As followed by bne IntelliNews, prior to the military invasion of Ukraine the Russian equity market was going through an IPO boom, in part fuelled by the retail investment revolution. But as the barrage of Western sanctions cut Russian issuers off from the global financial markets, the offerings have dropped dramatically.
The market was revived in 2023 and 2024, dominated by IT and tech companies such as Softline, IKS Holding, and Selectel, but tight monetary policy pressured the equity market in 2025.
The IPO market dipped in 2025 with only four deals raising RUB37bn, versus 15 deals worth RUB82bn in 2024. The equity market capitalisation fell to RUB50 trillion or 23% of GDP in 2025 from RUB62.8 trillion in 2021.
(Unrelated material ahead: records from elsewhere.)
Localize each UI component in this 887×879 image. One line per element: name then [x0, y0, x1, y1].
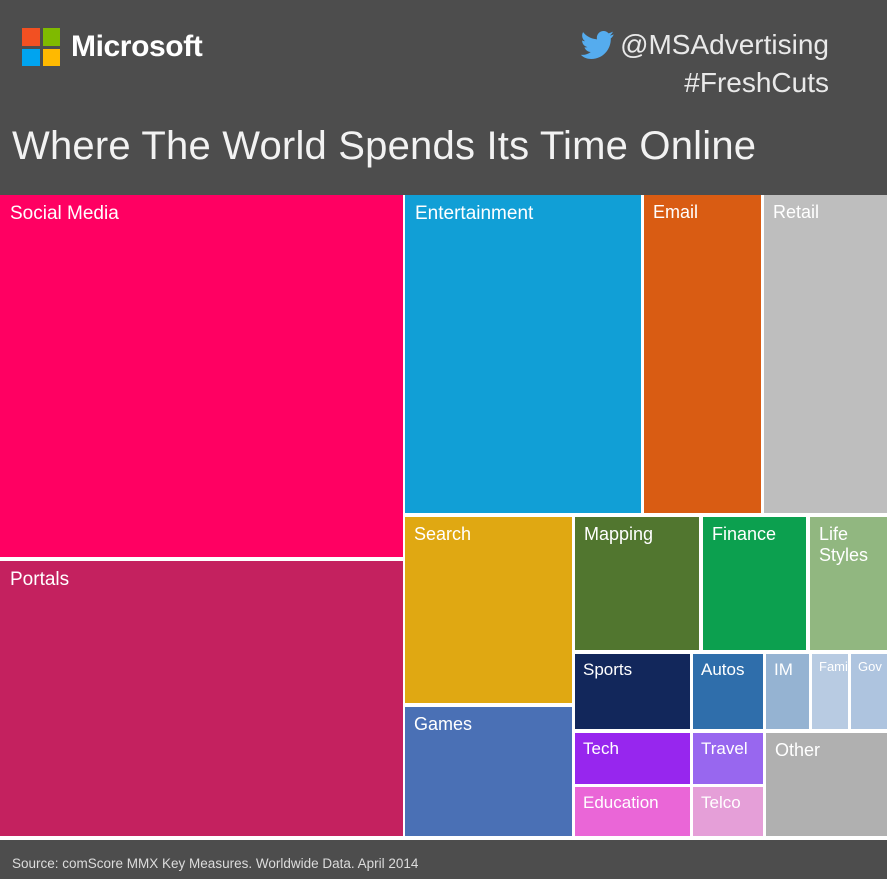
treemap-tile[interactable]: Entertainment: [405, 195, 641, 513]
red-square: [22, 28, 40, 46]
treemap-tile[interactable]: Gov: [851, 654, 887, 729]
treemap-tile-label: Life Styles: [819, 524, 869, 565]
treemap-tile[interactable]: Travel: [693, 733, 763, 784]
treemap-tile-label: Sports: [583, 660, 633, 679]
treemap-tile-label: Finance: [712, 524, 777, 544]
social-handles: @MSAdvertising #FreshCuts: [580, 26, 829, 102]
treemap-tile-label: Autos: [701, 660, 745, 679]
treemap-tile[interactable]: Education: [575, 787, 690, 836]
twitter-bird-icon: [580, 31, 614, 59]
treemap-tile[interactable]: Tech: [575, 733, 690, 784]
treemap-tile[interactable]: Other: [766, 733, 887, 836]
treemap-tile-label: Email: [653, 202, 699, 222]
footer-bar: Source: comScore MMX Key Measures. World…: [0, 840, 887, 879]
treemap-tile[interactable]: Games: [405, 707, 572, 836]
hashtag-text: #FreshCuts: [684, 67, 829, 98]
microsoft-wordmark: Microsoft: [71, 30, 203, 63]
treemap-tile[interactable]: Sports: [575, 654, 690, 729]
treemap-tile-label: Social Media: [10, 203, 119, 224]
yellow-square: [42, 48, 60, 66]
treemap-tile-label: IM: [774, 660, 793, 679]
treemap-tile-label: Portals: [10, 569, 70, 590]
twitter-handle-text: @MSAdvertising: [620, 29, 829, 60]
microsoft-logo: Microsoft: [22, 28, 203, 66]
treemap-tile[interactable]: Portals: [0, 561, 403, 836]
treemap-tile[interactable]: Mapping: [575, 517, 699, 650]
treemap-tile[interactable]: Retail: [764, 195, 887, 513]
treemap-tile-label: Telco: [701, 793, 741, 812]
treemap-tile-label: Tech: [583, 739, 619, 758]
treemap-tile[interactable]: Telco: [693, 787, 763, 836]
treemap-tile[interactable]: Email: [644, 195, 761, 513]
treemap-tile[interactable]: Autos: [693, 654, 763, 729]
treemap-tile-label: Travel: [701, 739, 748, 758]
treemap-tile[interactable]: Finance: [703, 517, 806, 650]
treemap-tile-label: Search: [414, 524, 472, 544]
treemap-tile-label: Mapping: [584, 524, 654, 544]
microsoft-logo-squares: [22, 28, 60, 66]
treemap-tile[interactable]: Search: [405, 517, 572, 703]
treemap-tile-label: Gov: [858, 659, 882, 674]
treemap-tile[interactable]: Life Styles: [810, 517, 887, 650]
source-note: Source: comScore MMX Key Measures. World…: [12, 856, 419, 871]
blue-square: [22, 48, 40, 66]
treemap-tile-label: Education: [583, 793, 659, 812]
treemap-tile-label: Other: [775, 740, 821, 760]
treemap-tile-label: Family: [819, 659, 848, 674]
treemap-tile[interactable]: IM: [766, 654, 809, 729]
treemap-tile[interactable]: Social Media: [0, 195, 403, 557]
treemap-chart: Social Media Portals Entertainment Email Ret…: [0, 195, 887, 840]
page-title: Where The World Spends Its Time Online: [12, 124, 757, 168]
green-square: [42, 28, 60, 46]
twitter-handle-row: @MSAdvertising: [580, 26, 829, 64]
treemap-tile-label: Retail: [773, 202, 820, 222]
treemap-tile-label: Games: [414, 714, 473, 734]
header-bar: Microsoft @MSAdvertising #FreshCuts Wher…: [0, 0, 887, 195]
treemap-tile-label: Entertainment: [415, 203, 534, 224]
infographic-page: Microsoft @MSAdvertising #FreshCuts Wher…: [0, 0, 887, 879]
treemap-tile[interactable]: Family: [812, 654, 848, 729]
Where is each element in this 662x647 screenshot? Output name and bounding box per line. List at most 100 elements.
Expert RA cited by RBC believes the key driver for the IPO market in 2026 will be ongoing monetary easing, citing the Central Bank of Russia (CBR) forecast of an average key rate of 13-13.5%.
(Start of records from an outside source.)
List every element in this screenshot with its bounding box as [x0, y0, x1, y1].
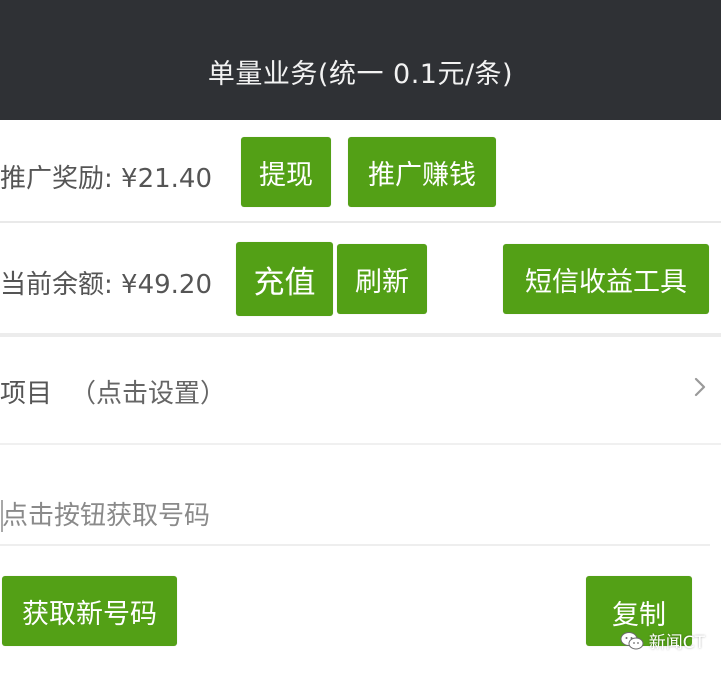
- page-title: 单量业务(统一 0.1元/条): [207, 58, 514, 90]
- project-setting-row[interactable]: 项目 （点击设置）: [0, 335, 721, 443]
- balance-label: 当前余额: ¥49.20: [0, 270, 212, 300]
- promote-earn-button[interactable]: 推广赚钱: [348, 137, 496, 207]
- phone-number-input[interactable]: [0, 490, 712, 542]
- wechat-icon: [620, 631, 644, 649]
- promo-reward-label: 推广奖励: ¥21.40: [0, 164, 212, 194]
- sms-earning-tools-button[interactable]: 短信收益工具: [503, 244, 709, 314]
- project-label: 项目 （点击设置）: [0, 373, 226, 410]
- withdraw-button[interactable]: 提现: [241, 137, 331, 207]
- get-new-number-button[interactable]: 获取新号码: [2, 576, 177, 646]
- input-underline: [0, 544, 710, 546]
- divider: [0, 443, 721, 445]
- watermark: 新闻CT: [620, 628, 705, 653]
- recharge-button[interactable]: 充值: [236, 242, 333, 316]
- sms-business-screen: 单量业务(统一 0.1元/条) 推广奖励: ¥21.40 提现 推广赚钱 当前余…: [0, 0, 721, 679]
- refresh-button[interactable]: 刷新: [337, 244, 427, 314]
- balance-row: 当前余额: ¥49.20 充值 刷新 短信收益工具: [0, 222, 721, 332]
- top-header: 单量业务(统一 0.1元/条): [0, 0, 721, 120]
- promo-reward-row: 推广奖励: ¥21.40 提现 推广赚钱: [0, 120, 721, 220]
- project-label-text: 项目: [0, 379, 53, 409]
- project-hint-text: （点击设置）: [70, 379, 227, 409]
- chevron-right-icon: [694, 377, 706, 397]
- copy-button-label: 复制: [612, 600, 666, 631]
- watermark-text: 新闻CT: [648, 633, 705, 653]
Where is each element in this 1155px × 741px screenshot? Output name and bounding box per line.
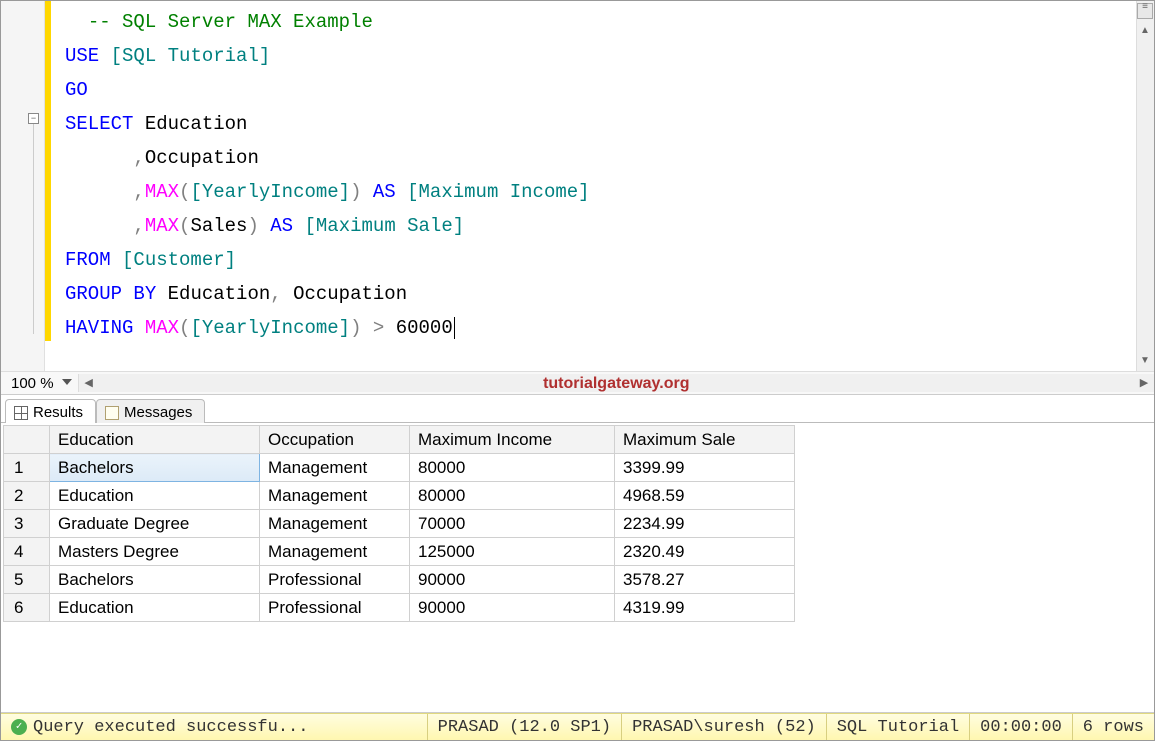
messages-icon [105,406,119,420]
cell[interactable]: 2320.49 [615,538,795,566]
cell[interactable]: Management [260,510,410,538]
row-header-blank[interactable] [4,426,50,454]
table-row[interactable]: 2EducationManagement800004968.59 [4,482,795,510]
row-number[interactable]: 2 [4,482,50,510]
results-tabs: Results Messages [1,395,1154,423]
vertical-scrollbar[interactable]: ≡ ▲ ▼ [1136,1,1154,371]
cell[interactable]: 90000 [410,594,615,622]
col-header-max-income[interactable]: Maximum Income [410,426,615,454]
scroll-left-icon[interactable]: ◀ [81,375,97,391]
cell[interactable]: Management [260,482,410,510]
results-grid-icon [14,406,28,420]
cell[interactable]: Management [260,454,410,482]
col-header-max-sale[interactable]: Maximum Sale [615,426,795,454]
status-server: PRASAD (12.0 SP1) [428,714,622,740]
cell[interactable]: 4319.99 [615,594,795,622]
row-number[interactable]: 5 [4,566,50,594]
cell[interactable]: 70000 [410,510,615,538]
sql-editor-pane: − -- SQL Server MAX ExampleUSE [SQL Tuto… [1,1,1154,371]
status-rowcount: 6 rows [1073,714,1154,740]
text-caret [454,317,455,339]
table-row[interactable]: 4Masters DegreeManagement1250002320.49 [4,538,795,566]
cell[interactable]: 80000 [410,482,615,510]
results-pane: Education Occupation Maximum Income Maxi… [1,423,1154,713]
cell[interactable]: Education [50,594,260,622]
status-user: PRASAD\suresh (52) [622,714,827,740]
col-header-education[interactable]: Education [50,426,260,454]
cell[interactable]: Graduate Degree [50,510,260,538]
tab-messages-label: Messages [124,404,192,421]
editor-footer: 100 % ◀ tutorialgateway.org ▶ [1,371,1154,395]
row-number[interactable]: 4 [4,538,50,566]
code-fold-toggle[interactable]: − [28,113,39,124]
cell[interactable]: Professional [260,594,410,622]
cell[interactable]: Management [260,538,410,566]
horizontal-scrollbar[interactable]: ◀ tutorialgateway.org ▶ [78,374,1154,392]
cell[interactable]: Professional [260,566,410,594]
zoom-dropdown[interactable]: 100 % [1,375,78,392]
chevron-down-icon [62,379,72,387]
tab-results[interactable]: Results [5,399,96,423]
status-elapsed: 00:00:00 [970,714,1073,740]
success-check-icon: ✓ [11,719,27,735]
cell[interactable]: 90000 [410,566,615,594]
status-message: Query executed successfu... [33,718,308,737]
tab-results-label: Results [33,404,83,421]
status-bar: ✓ Query executed successfu... PRASAD (12… [1,713,1154,740]
cell[interactable]: 4968.59 [615,482,795,510]
watermark-text: tutorialgateway.org [543,375,689,393]
tab-messages[interactable]: Messages [96,399,205,423]
split-handle-icon[interactable]: ≡ [1137,3,1153,19]
cell[interactable]: Masters Degree [50,538,260,566]
zoom-value: 100 % [11,375,54,392]
col-header-occupation[interactable]: Occupation [260,426,410,454]
cell[interactable]: Education [50,482,260,510]
cell[interactable]: Bachelors [50,454,260,482]
scroll-up-icon[interactable]: ▲ [1137,23,1153,39]
cell[interactable]: 80000 [410,454,615,482]
status-message-cell: ✓ Query executed successfu... [1,714,428,740]
results-grid[interactable]: Education Occupation Maximum Income Maxi… [3,425,795,622]
row-number[interactable]: 1 [4,454,50,482]
table-row[interactable]: 1BachelorsManagement800003399.99 [4,454,795,482]
cell[interactable]: 2234.99 [615,510,795,538]
editor-gutter: − [1,1,45,371]
status-database: SQL Tutorial [827,714,970,740]
table-row[interactable]: 5BachelorsProfessional900003578.27 [4,566,795,594]
cell[interactable]: 125000 [410,538,615,566]
row-number[interactable]: 6 [4,594,50,622]
cell[interactable]: 3578.27 [615,566,795,594]
row-number[interactable]: 3 [4,510,50,538]
table-row[interactable]: 6EducationProfessional900004319.99 [4,594,795,622]
cell[interactable]: 3399.99 [615,454,795,482]
cell[interactable]: Bachelors [50,566,260,594]
scroll-right-icon[interactable]: ▶ [1136,375,1152,391]
change-marker [45,1,51,341]
scroll-down-icon[interactable]: ▼ [1137,353,1153,369]
table-row[interactable]: 3Graduate DegreeManagement700002234.99 [4,510,795,538]
sql-code-editor[interactable]: -- SQL Server MAX ExampleUSE [SQL Tutori… [45,1,1136,371]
However, the agency warns that should inflation not slow to 4-5% by end 2026 the key interest rate could remain at 14-15%, “drying up liquidity in the IPO market”.
Other analysts interviewed by RBC were more cautious. BCS World of Investments broker Gusein Rzaev said “20 deals this year will not happen” under current conditions, noting that the key rate of 15.5% remains well above the neutral level of 12%.
BCS analysts also added that geopolitical tensions and weak equity valuations make placements unattractive until 4Q26 or 2027.
Sinara investment bank analyst Maria Lukina forecasted to RBC 10-15 IPOs with total proceeds of around RUB100bn in 2026, while Finam managing director Leonid Pavlikov said 15-20 transactions could be achieved jointly through IPO and SPO placements.
Market participants also questioned whether institutional investors will return in force to the equity market, as small ticket deals of RUB2bn-5bn are unlikely to attract large funds.
Alfa Capital’s Eduard Kharin said “Deals of RUB2bn, I am afraid, will not attract institutional investors at all,” adding that many funds require larger allocations to justify coverage costs, suggesting that without bigger issuers the expected boom may remain limited in scale, according to RBC.